The Starfield Show on Sunday (June 11) promises to give us a big look at the “NASA-punk” sci-fi game for Xbox Series X, Series S, and Windows.
Right now, we don’t know much about Starfield, other than some core elements like planetary exploration, base building, space battles, a story based on different factions and the discovery of alien artifacts.
While it looks like Starfield will lean more into the hard sci-fi style of The Expanse, rather than the more popular sci-fi of Star Trek, I’m still imagining how the ‘world’ of Starfield will shape up. But I hope it’s taken the same trajectory as Prospect, a low-budget but excellent sci-fi thriller.
That’s because Prospect is a master at simple world building, something I hope Starfield will highlight as a brand new IP from Bethesda.
Prospect makes excellent science fiction
In broad strokes, the plot of Prospect centers around harvesting alien gems from a green planet where the air appears to be choked with toxic “dust”. We join the perspective of father-daughter duo, Damon and Sy (played by Jay Duplass and Sophie Thatcher, respectively).
We are introduced to them aboard their small ship attached to a larger long distance station/ship that makes one final loop of the planet before the “propelled back” – from my knowledge of sci-fi, I understand this to mean using a planet’s gravity to help the ship gather speed on the return trip.
What makes Prospect intriguing is that none of this is explicitly stated. English is used, but there are phrases and names that sound both technical and specific to whatever region of the human-occupied Prospect galaxy. Words that refer to specific types of ships, weapons, gadgets, and events are given without a gallery block.
So you need to listen and infer some details by understanding the context in which the conversations and advertisements are happening. This is environmental storytelling that’s not light years away from what Elden Ring has brought us.
The stakes are already raised, since this is proven to be the last run on the green planet the Prospectors will get, and if they miss the capture, they get the standard. That provides intense tension throughout the movie.
The use of tight shots of woods, ship designs and a few expanses of tall grass means Prospect keeps the action both intimate and intense. This puts you in the eyes of people who are just trying to get you through a ruthless galaxy, where your way home is to get the money. And you can’t risk stumbling across the grainy black of outer space.

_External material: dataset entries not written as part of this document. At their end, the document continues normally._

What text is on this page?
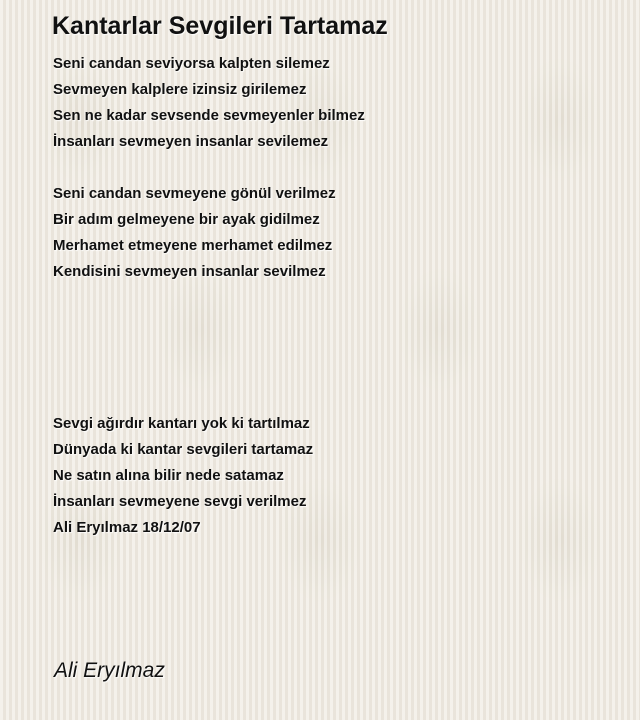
Kantarlar Sevgileri Tartamaz
Seni candan seviyorsa kalpten silemez
Sevmeyen kalplere izinsiz girilemez
Sen ne kadar sevsende sevmeyenler bilmez
İnsanları sevmeyen insanlar sevilemez
Seni candan sevmeyene gönül verilmez
Bir adım gelmeyene bir ayak gidilmez
Merhamet etmeyene merhamet edilmez
Kendisini sevmeyen insanlar sevilmez
Sevgi ağırdır kantarı yok ki tartılmaz
Dünyada ki kantar sevgileri tartamaz
Ne satın alına bilir nede satamaz
İnsanları sevmeyene sevgi verilmez
Ali Eryılmaz 18/12/07

Ali Eryılmaz
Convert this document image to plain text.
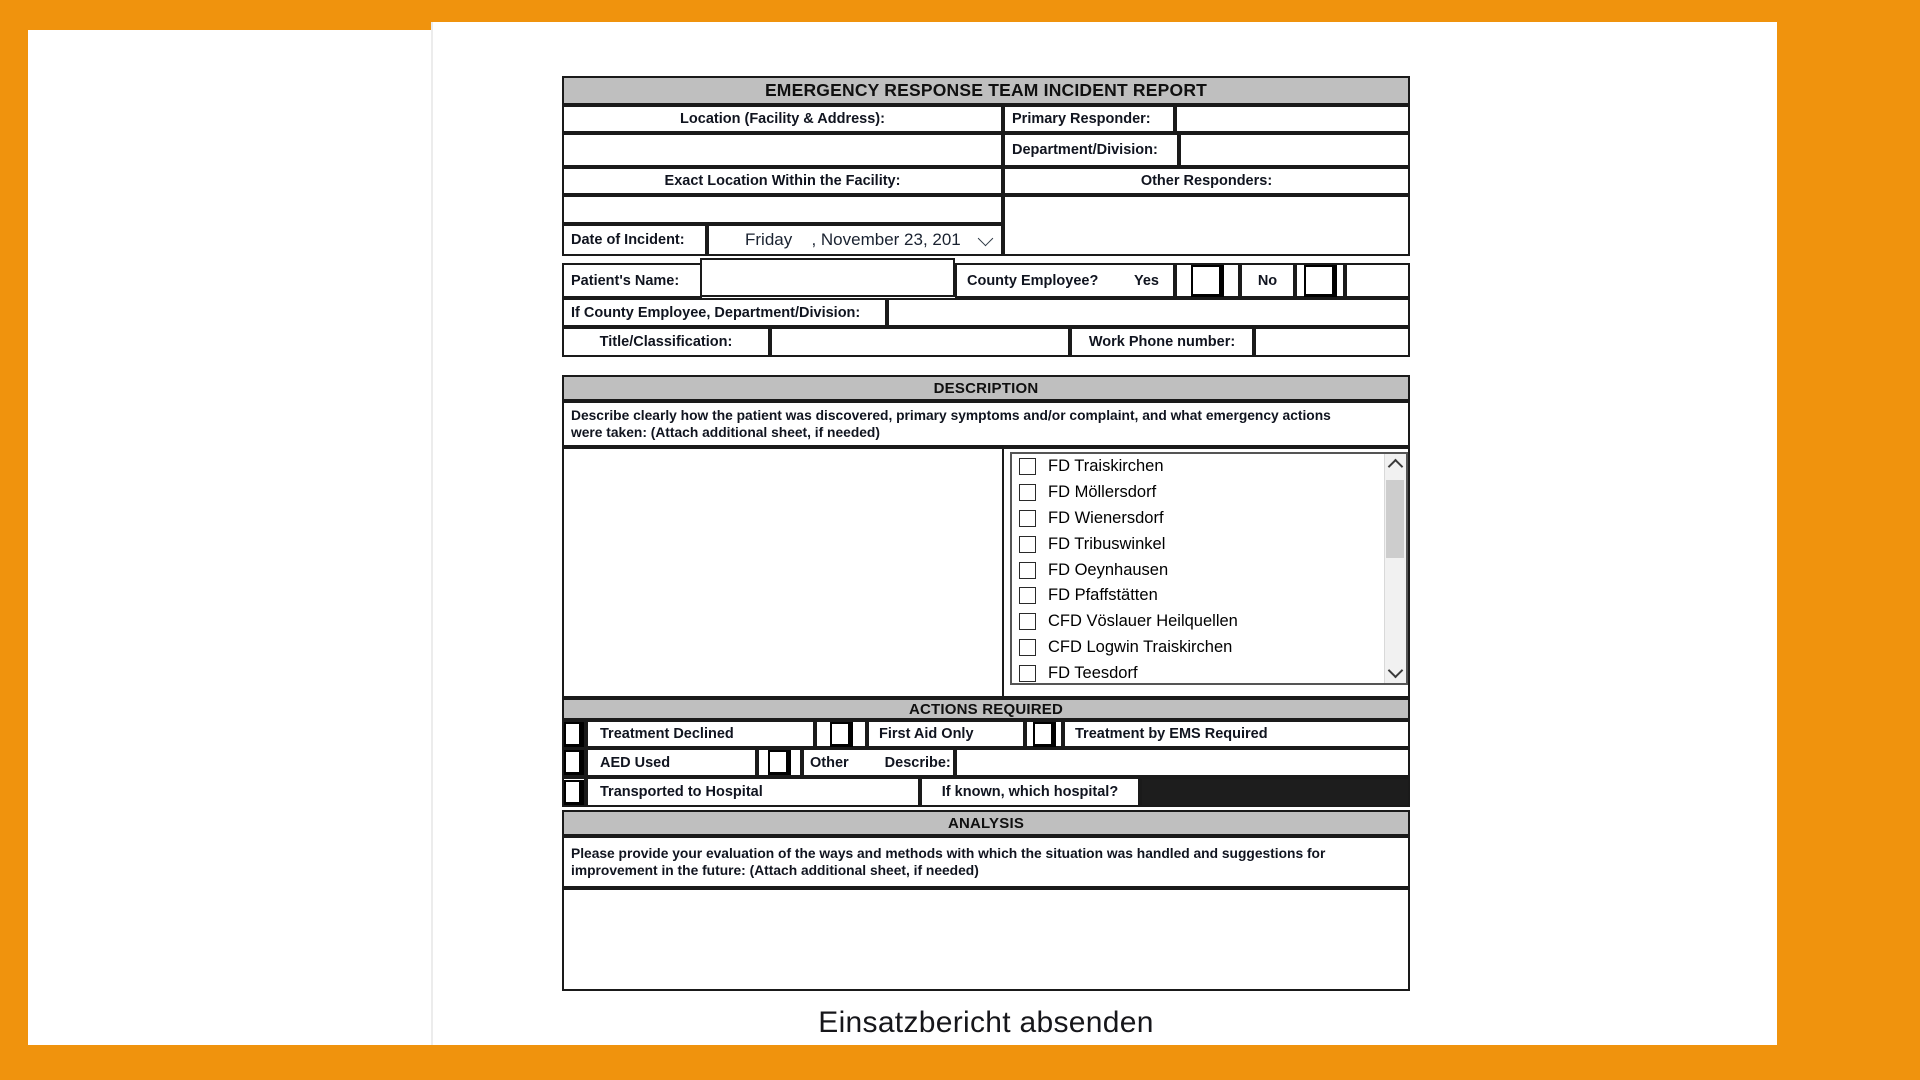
EMERGENCY RESPONSE TEAM INCIDENT REPORT
Location (Facility & Address):	Primary Responder:
Department/Division:
Exact Location Within the Facility:	Other Responders:
Date of Incident:	Friday , November 23, 201
Patient's Name:	County Employee? Yes	No
If County Employee, Department/Division:
Title/Classification:	Work Phone number:
DESCRIPTION
Describe clearly how the patient was discovered, primary symptoms and/or complaint, and what emergency actions
were taken: (Attach additional sheet, if needed)
FD Traiskirchen
FD Möllersdorf
FD Wienersdorf
FD Tribuswinkel
FD Oeynhausen
FD Pfaffstätten
CFD Vöslauer Heilquellen
CFD Logwin Traiskirchen
FD Teesdorf
ACTIONS REQUIRED
Treatment Declined	First Aid Only	Treatment by EMS Required
AED Used	Other Describe:
Transported to Hospital	If known, which hospital?
ANALYSIS
Please provide your evaluation of the ways and methods with which the situation was handled and suggestions for
improvement in the future: (Attach additional sheet, if needed)
Einsatzbericht absenden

This narrow frame also allows us to get a strong sense of low-key sci-fi from Prospect. The compact ship feels as claustrophobic as I imagine the Saturn V’s interior should be. And although Bethesda has coined the term NASA-punk via Starfield, the interior of Damon and Cee’s ship has a similar look. All slots, straps, and packages contain the supplies, with analog buttons and switches instead of holographic screens and AI systems.

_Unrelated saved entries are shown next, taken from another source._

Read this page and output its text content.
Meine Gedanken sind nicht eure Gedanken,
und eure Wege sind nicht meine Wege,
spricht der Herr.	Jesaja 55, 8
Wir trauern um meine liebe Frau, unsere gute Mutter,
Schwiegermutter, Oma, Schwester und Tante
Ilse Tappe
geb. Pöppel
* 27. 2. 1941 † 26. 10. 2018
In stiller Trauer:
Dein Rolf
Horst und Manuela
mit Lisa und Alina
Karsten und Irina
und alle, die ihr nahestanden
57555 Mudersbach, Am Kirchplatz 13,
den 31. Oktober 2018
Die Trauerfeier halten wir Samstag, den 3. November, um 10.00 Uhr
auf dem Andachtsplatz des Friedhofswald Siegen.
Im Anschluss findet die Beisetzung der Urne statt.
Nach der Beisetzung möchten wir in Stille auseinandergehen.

You could easily see this type of technology being used in a current NASA rocket, if it were taken to a different solar system/galaxy where long-distance space travel is a realistic possibility. Even the Cee’s wireless headphones are pretty similar to the ones you can get today, perhaps with a bit more of an analog art deco feel (anyone who’s played Prey might be familiar with that aesthetic).
Less is more
By avoiding too much CGI – likely due to budget constraints as a stylistic choice – the small details of Prospect bubble to the surface, allowing viewers to get a sense of where Cee and Damon occupy. It also means that acting and character building can shine through, too.
Thatcher C. at first appears to be a slightly detached and rambunctious teenager with little choice but to accompany her father on excavations. But as the plot unfolds, we see that Cee is a much more capable and tough person than first meets the eye. Likewise, Damon has a good dose of lost soul energy mixed with a slight whiff of failed ambition, but we soon see he has a more determined streak with a dose of mercenary when called upon.
The current sweetheart of the acting world, Pedro Pascal also stars as Ezra, a mysterious figure who is both antagonist and savior. I felt like Pascal was having a great time here, with an accent a few steps deeper in the Deep South than his portrayal of Texan Joel in The Last of Us, with the scene-stealing verbiage.
While I had to rewind some scenes to piece together bits of dialogue, I found Prospect’s whole approach to character and world-building very compelling. In the end, the overall story is nothing short of incredible, but the way it evokes a feeling of a Wild West frontier in a challenging sci-fi setting is fascinating and lingers in my mind.
Future outlook: Let’s hope Starfield is convincing
All of this is exactly what I would hope for from Starfield.
Sure, the game might have a few CGI bells and whistles. But I’m crossing my toes and toes that Bethesda makes sure that the characters, missions, and feel of Starfield are engaging and detailed, rather than just giving players a big ‘open world’ to explore. There are enough games with extensive maps to reveal it, and the challenge is to make it compelling enough to sink 100+ hours into it.
I suggest watching Prospect in one of our picks for the best OLED TVs to get a real sense of the film’s color palette that can reveal some of its details.